Determine whether the given triangle has no solution, one solution or two solutions. Then solve the triangle. Round measures of sides to the nearest tenth and measures of angles to the nearest degree
A = 119°, a=7, b=4




Question 7 options:

one solution; c ≈ 7; B = 30°; C = 119°

no solution

one solution; c ≈ 4; B = 31°; C = 30°

one solution; c ≈ 4; B = 30°; C = 31°

Answer 1

Answer:

The triangle has one solution. The remaining side c ≈ 4 and remaining angles B = 30°; C = 31°.

Option D is correct.

Step-by-step explanation:

if angle A is obtuse and if a > b then the triangle has one solution

We are given ∠ = 119° which is obtuse and side a= 7 and side b - 4 i.e 7>4 so, the triangle has one solution.

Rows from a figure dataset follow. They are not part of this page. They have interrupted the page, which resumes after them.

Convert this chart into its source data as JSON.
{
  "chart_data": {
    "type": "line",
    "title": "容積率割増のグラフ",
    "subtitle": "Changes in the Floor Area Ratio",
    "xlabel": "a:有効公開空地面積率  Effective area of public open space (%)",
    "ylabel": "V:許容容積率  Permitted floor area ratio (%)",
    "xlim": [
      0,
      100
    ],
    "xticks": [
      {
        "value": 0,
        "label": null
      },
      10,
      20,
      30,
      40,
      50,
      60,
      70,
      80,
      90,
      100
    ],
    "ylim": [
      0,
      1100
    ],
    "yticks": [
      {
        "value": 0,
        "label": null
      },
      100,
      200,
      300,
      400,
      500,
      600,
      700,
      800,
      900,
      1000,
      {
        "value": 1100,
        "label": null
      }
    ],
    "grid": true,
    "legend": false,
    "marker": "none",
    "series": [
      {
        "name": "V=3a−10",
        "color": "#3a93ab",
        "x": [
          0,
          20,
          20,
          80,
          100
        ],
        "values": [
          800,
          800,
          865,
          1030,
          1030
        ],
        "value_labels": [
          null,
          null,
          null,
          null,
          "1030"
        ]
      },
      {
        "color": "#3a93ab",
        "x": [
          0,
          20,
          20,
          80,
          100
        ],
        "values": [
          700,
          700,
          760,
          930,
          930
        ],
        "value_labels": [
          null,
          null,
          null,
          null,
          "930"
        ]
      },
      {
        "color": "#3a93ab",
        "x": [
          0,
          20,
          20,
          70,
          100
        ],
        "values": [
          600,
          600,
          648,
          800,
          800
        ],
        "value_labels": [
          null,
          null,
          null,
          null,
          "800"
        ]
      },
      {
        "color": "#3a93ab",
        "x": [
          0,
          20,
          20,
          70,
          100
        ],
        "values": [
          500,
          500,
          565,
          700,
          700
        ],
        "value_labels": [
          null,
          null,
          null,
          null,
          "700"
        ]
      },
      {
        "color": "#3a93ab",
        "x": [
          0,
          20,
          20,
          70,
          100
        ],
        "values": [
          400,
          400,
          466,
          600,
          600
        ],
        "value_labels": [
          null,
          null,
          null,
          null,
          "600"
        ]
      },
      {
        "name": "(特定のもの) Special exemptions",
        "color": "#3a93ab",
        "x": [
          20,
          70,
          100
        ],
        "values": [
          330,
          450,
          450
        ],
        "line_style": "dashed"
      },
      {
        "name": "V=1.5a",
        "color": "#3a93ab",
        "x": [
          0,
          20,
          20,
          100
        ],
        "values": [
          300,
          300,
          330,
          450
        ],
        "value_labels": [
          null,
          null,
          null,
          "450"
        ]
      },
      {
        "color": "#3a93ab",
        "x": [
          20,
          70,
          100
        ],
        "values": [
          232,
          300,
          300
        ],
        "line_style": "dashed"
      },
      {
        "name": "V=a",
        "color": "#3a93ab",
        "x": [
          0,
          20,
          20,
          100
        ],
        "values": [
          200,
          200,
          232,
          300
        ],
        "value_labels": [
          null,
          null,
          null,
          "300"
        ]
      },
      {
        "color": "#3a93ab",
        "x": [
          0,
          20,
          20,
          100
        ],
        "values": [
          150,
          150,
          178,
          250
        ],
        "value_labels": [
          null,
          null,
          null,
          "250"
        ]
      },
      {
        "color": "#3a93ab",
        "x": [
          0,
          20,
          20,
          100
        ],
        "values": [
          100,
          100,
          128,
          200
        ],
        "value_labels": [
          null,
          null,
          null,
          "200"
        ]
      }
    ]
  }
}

Finding remaining side c and ∠B and ∠C

Using Law of sines to find ∠B

a/sin A = b/sin B

7/sin 119° = 4/sin B

7 * sin B = 4 * sin 119

7*sin B = 4(0.874)

sin B = 3.496/7

B = sin^-1(0.4994)

B = 29.96 = 30°

We know that sum of angles of triangle = 180°

So, 180° = 119° + 30° +∠C

180° = 149° + ∠C

=> ∠C = 180° - 149°

∠C = 31°

Now finding c

b/sin B = c /sin C

4/Sin 30 = c/sin 31

4* sin 31 = c*sin 30

4*0.515 = c* 0.5

=> c =  4*0.515/0.5

c = 4.12 ≈ 4

So, Option D one solution; c ≈ 4; B = 30°; C = 31° is correct.